Зоя Витальевна, которая уже приготовилась в церковь, надев лучшее платье, бриллиантовые серьги и кулон, которые ей когда-то давно подарил отец Людмилы, а поверх причёски из тёмных волос накинув палантин из оранжевого шёлка, ждала окончания сборов с радостным волнением за доченьку.

… Сначала большое количество белоснежного сложного белья: чулки, панталоны, корсет…

… Конечно, не забыли белые удобные туфельки….

…Потом Мадам Одиллия облачила юную хрупкую Людмилу в то самое давно приобретённое изысканное целомудренное алебастровое платье с длинными рукавами, кружевами и маленькими белыми розочками. Это шикарное обилие кружев, вышивки и белых роз на платье делало из Людмилы настоящую царицу красоты или Ангела, а девушка подчеркнула красоту своих зелёных глаз большими изумрудными серьгами…

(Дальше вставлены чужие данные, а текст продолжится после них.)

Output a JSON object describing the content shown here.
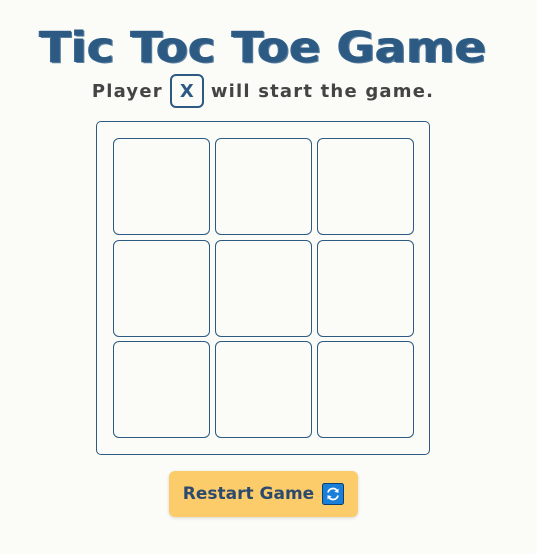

…Ну, а затем поверх модной причёски невинной юной красавице накинули трехметровую роскошную фату, а поверх неё водрузили венок из белых роз. О, да, Людмила выглядела так, будто не за графа, а за короля выходит замуж!

Матушка не сдержалась и прослезилась от счастья…

После этого Зоя Витальевна взяла икону, благословила доченьку, Людмила накинула любимую лисью шубку, и они вдвоём сели в карету…

– Холодно, озябла вся… – попыталась проворчать и потребовать более тёплого наряда Людмила, но потом передумала, а затем от счастья и вовсе о прохладной погоде забыла…

… В это время Иннокентий Александрович и сам жених уже сняли верхнюю одежду и головные уборы и стояли в ожидании невесты, церковь заполнялась бесчисленными гостями: родственниками с обоих сторон, даже из Польши дальняя родня Зои Витальевны соизволили приехать, многочисленными друзьями, уважаемыми знакомыми из высшего дворянского общества, было много и известных поэтов, писателей, критиков, редакторов и издателей, которые приехали выразить своё уважение Евгению, как известному литератору…

Батюшка Георгий в это время всё приготовил к началу таинства, осталось дождаться лишь невесту…

… И тут карета подъехала, Людмила скинула лисью шубку, Зоя Витальевна тоже оставила в карете шапку и шубу из чернобурки, и они зашли в собор. Все ахнули от восхищения, Людмила поравнялась с Евгением, он с с ликованием во взоре глаз-вишенок прошептал:

– О, моя муза, Ангел небесный, как же я счастлив, что сегодня мы станем одной семьёй! Высшего счастья я и не желаю…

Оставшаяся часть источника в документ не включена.